Stay on label and know your market before using desiccants

Grain Central, November 5, 2020

CEREAL, pulse and oilseed growers are being reminded to adhere to label directions for herbicides used as a desiccant and understand their target market requirements this harvest to avoid issues with chemical residues.

It is critical growers are aware that maximum residue limits (MRLs) in Australia could differ from MRLs in international grain markets such as the European Union, according to Grains Research and Development Corporation (GRDC) manager chemical regulation, Gordon Cumming.

Gordon Cumming

“Late season rain has created harvest issues across areas of Australia, and growers are now carefully considering their options when it comes to managing their crop and maximising yield, weed control and grain quality to achieve the best profit margins,” Mr Cumming said.

“However, where chemical desiccants – used to speed up the crop ripening process – are being considered there is the potential for chemical residues to arise that may exceed certain market requirements, even when used in accordance with the label directions.

“For example, for durum, the Australian MRL for diquat is 2 milligrams/kilogram, whereas in a major potential market for Australian durum, the European Union, there is a significantly lower MRL of 0.02mg/kg.”

Mr Cumming said differences in regulations made grain exporters wary and many were reluctant to consider buying grain from crops treated with certain chemicals, such as diquat on durum.

“Before using a crop desiccant, growers are strongly encouraged to speak to their marketer to understand what is acceptable for grain being sold into specific markets,” he said.

Market limits

National Working Party on Grain Protection (NWPGP) chair, Gerard McMullen, said all markets had strict limits for chemical residues and growers and marketers needed to work together to ensure grain was compliant with market requirements.

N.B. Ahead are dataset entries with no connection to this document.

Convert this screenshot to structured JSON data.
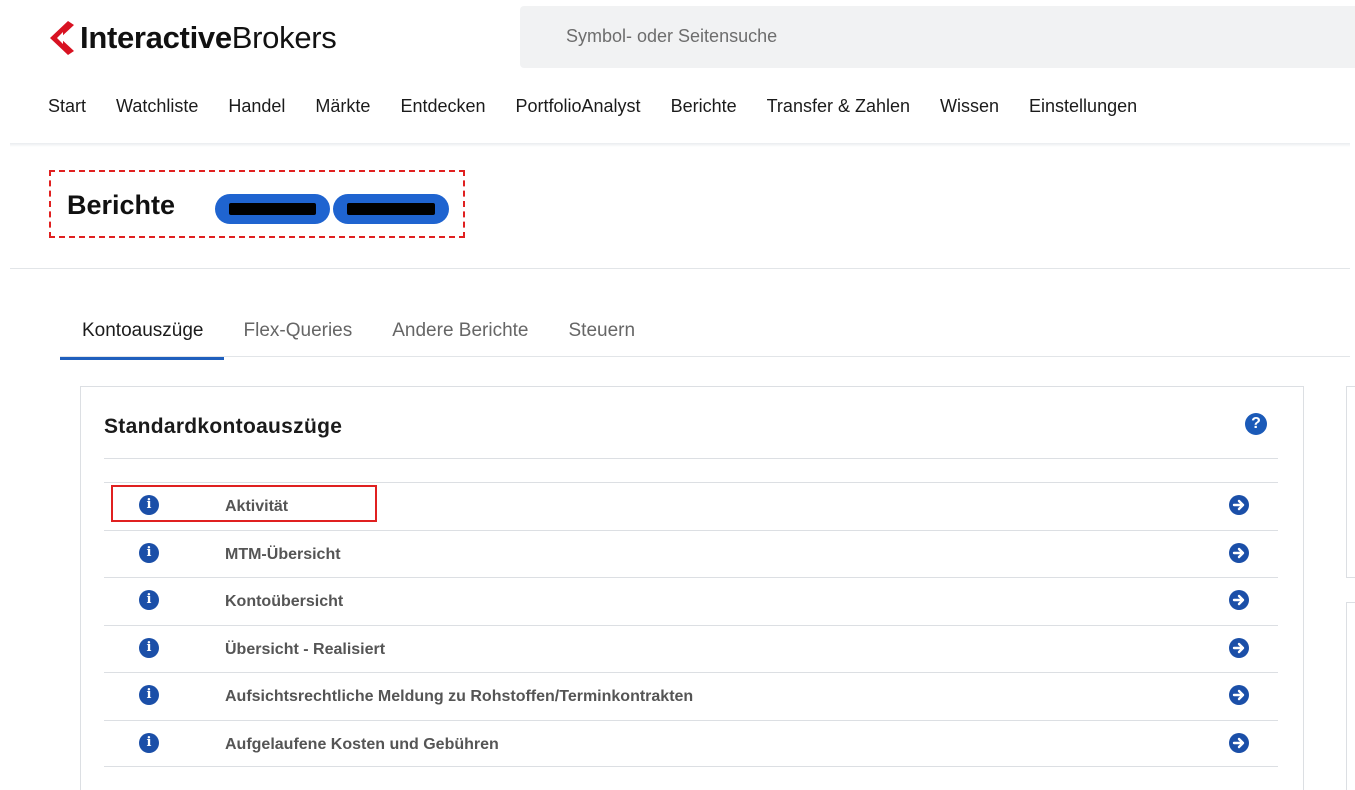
{
  "brand": {
    "name_bold": "Interactive",
    "name_regular": "Brokers",
    "logo_color": "#d81222"
  },
  "search": {
    "placeholder": "Symbol- oder Seitensuche"
  },
  "nav": {
    "items": [
      "Start",
      "Watchliste",
      "Handel",
      "Märkte",
      "Entdecken",
      "PortfolioAnalyst",
      "Berichte",
      "Transfer & Zahlen",
      "Wissen",
      "Einstellungen"
    ]
  },
  "page": {
    "title": "Berichte",
    "account_pill_color": "#1f64d0"
  },
  "tabs": [
    {
      "label": "Kontoauszüge",
      "active": true
    },
    {
      "label": "Flex-Queries",
      "active": false
    },
    {
      "label": "Andere Berichte",
      "active": false
    },
    {
      "label": "Steuern",
      "active": false
    }
  ],
  "panel": {
    "title": "Standardkontoauszüge",
    "help_icon": "question-circle-icon",
    "rows": [
      {
        "label": "Aktivität",
        "highlighted": true
      },
      {
        "label": "MTM-Übersicht"
      },
      {
        "label": "Kontoübersicht"
      },
      {
        "label": "Übersicht - Realisiert"
      },
      {
        "label": "Aufsichtsrechtliche Meldung zu Rohstoffen/Terminkontrakten"
      },
      {
        "label": "Aufgelaufene Kosten und Gebühren"
      }
    ]
  },
  "colors": {
    "accent": "#1b4fa8",
    "highlight": "#e02020",
    "tab_underline": "#1f5fbd"
  }
}
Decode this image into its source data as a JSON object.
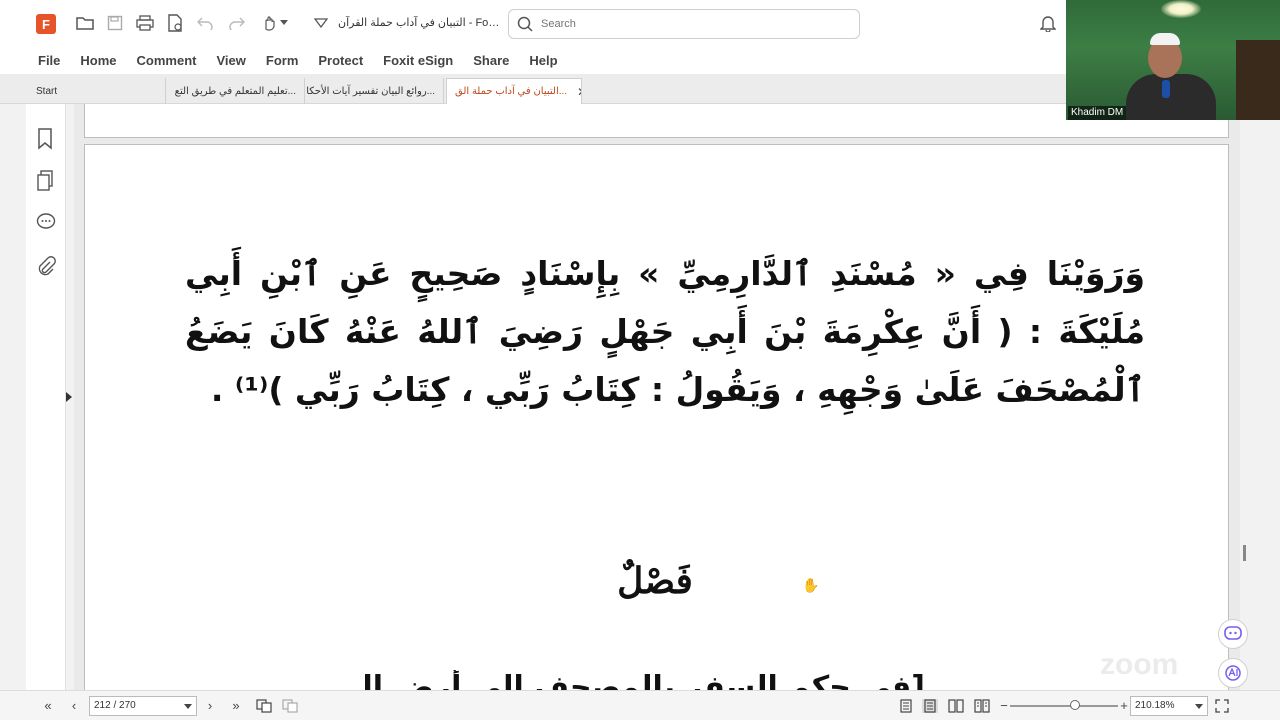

“Marketers need to closely monitor market requirements and provide advice to growers. Non-compliance can lead to the rejection of shipments in export markets and create ongoing market access issues,” Mr McMullen said.

“All stakeholders have a role to play to ensure the continued good reputation of the Australian grains industry in meeting export market MRLs.

“Growers have a legal obligation to follow label directions and understand the needs of their buyers.

“Exporters also have a role to play. Grain should not be exported unless the residue status is known and complies with market requirements.”

Three key points:

  • Growers need to follow label directions stipulating crop type, rate and withholding period when using herbicide desiccants such as diquat, glyphosate, paraquat and saflufenacil prior to harvest.
  • Even when complying with Australian label directions, use of a desiccant may lead to the presence of chemical residues in excess of some market requirements.
  • Growers need to liaise with their marketers to determine if there are restrictions or concerns about using a particular chemical for a particular crop type.